Dopo 12 anni abbiamo capito che forse non è il caso di essere sempre così attenti nel coinvolgere, da queste parti paga molto chi si fa i ca**i suoi.
Chi si fa gli affari suoi viene percepito come qualcuno di serio e che fa le cose, quindi noi nostro malgrado e con una certa sofferenza abbiamo un po’ adottato questo approccio, fare concretamente per il territorio».
Scherziamo un po’ sul fatto che dopo queste parole possiamo dire che Maurizio ha raggiunto il livello finale, si è appenninizzato del tutto.
La strategia del fare senza dire troppo, che è alla base della secolare identità mesta della gente appenninica, in questo caso risponde in modo pragmatico al bisogno non solo di fare, ma anche di far arrivare il pensiero che sta dietro le azioni, senza logorarsi. I risultati e le gratificazioni poi arrivano.
« Boscadrà, per esempio, è nata come una festa di rivalsa e rivoluzione di una borgata abbandonata dalla modernità, in cui si torna a fare il vino, ma poi si è trasformata in un festival di territorio simile al vostro, fatto di eventi su più giorni che si compiono in altri posti coinvolgendo molte realtà locali. Da tre anni mettiamo un tetto di mille persone alle prevendite, per una questione ecologica (altro aspetto che non ha mai aiutato l’integrazione è il fatto che siamo schierati su molti micro temi locali, sempre comunque a favore della conservazione).

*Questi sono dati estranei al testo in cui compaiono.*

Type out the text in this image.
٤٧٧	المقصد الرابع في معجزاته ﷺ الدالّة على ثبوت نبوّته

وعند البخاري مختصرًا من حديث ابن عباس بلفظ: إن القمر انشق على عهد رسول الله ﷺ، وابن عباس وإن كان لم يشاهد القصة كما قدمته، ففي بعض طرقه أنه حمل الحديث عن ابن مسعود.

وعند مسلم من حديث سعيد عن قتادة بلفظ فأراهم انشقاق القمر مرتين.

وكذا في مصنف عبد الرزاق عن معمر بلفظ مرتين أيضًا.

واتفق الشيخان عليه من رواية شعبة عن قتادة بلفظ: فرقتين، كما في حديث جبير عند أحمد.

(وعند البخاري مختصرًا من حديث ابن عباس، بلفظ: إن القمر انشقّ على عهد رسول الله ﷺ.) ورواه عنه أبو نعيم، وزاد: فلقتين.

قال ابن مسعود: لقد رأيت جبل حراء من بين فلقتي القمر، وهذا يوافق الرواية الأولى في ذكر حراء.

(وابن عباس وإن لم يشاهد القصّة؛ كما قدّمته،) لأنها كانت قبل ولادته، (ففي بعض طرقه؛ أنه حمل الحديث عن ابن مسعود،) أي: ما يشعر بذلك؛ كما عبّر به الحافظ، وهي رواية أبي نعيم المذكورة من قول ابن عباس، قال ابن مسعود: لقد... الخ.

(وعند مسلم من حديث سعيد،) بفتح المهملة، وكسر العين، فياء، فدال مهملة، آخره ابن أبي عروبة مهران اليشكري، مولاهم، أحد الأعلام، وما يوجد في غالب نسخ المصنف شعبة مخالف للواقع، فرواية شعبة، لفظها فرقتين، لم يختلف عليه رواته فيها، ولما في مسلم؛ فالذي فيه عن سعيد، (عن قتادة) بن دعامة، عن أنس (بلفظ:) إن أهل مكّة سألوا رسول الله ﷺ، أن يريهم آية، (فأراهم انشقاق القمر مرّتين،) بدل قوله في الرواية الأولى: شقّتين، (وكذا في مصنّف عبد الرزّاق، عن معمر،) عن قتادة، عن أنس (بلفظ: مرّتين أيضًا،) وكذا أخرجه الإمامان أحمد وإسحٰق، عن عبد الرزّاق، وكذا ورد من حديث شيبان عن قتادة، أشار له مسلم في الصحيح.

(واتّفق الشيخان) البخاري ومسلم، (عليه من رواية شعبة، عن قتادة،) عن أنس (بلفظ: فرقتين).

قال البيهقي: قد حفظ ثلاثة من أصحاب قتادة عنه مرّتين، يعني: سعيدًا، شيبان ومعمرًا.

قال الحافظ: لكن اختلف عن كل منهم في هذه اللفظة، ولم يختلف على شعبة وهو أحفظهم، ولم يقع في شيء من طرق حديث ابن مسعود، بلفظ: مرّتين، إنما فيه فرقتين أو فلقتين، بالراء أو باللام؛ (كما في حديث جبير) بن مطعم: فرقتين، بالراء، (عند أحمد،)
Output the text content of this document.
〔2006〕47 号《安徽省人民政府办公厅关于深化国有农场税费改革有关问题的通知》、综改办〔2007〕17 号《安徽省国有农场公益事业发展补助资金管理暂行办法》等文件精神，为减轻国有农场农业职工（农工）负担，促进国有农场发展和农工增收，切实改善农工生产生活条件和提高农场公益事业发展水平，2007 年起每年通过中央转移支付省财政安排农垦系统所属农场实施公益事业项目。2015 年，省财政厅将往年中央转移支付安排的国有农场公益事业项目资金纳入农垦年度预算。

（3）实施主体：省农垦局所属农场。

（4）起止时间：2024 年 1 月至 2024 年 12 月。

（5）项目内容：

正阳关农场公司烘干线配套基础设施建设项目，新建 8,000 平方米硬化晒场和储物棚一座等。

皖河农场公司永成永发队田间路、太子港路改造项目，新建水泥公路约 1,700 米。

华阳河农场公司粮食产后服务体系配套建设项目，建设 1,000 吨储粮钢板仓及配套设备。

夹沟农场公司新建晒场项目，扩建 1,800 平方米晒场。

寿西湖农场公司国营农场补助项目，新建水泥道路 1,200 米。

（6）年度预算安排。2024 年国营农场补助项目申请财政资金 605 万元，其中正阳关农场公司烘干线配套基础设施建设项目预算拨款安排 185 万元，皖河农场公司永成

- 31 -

È difficile far percepire il proprio valore. Nel vostro caso, per esempio, non mi pare che sia riconosciuto a dovere il fatto che Happennino non è un festival e basta, è un progetto di ristrutturazione sociale e culturale di un territorio d’Italia. Non vi dico che dovrebbero fargli un monumento, però non so come dire, francamente non sono sicuro che tutti abbiano capito.
Comunque, continuiamo a creare in qualche modo bellezza, perché poi le persone sono come le api, vanno dietro al miele e io per primo. Il miele in questo caso è la bellezza, dobbiamo solo continuare a portare la scoperta, la possibilità di far scoprire qualcosa a qualcuno, aprire porte e finestre».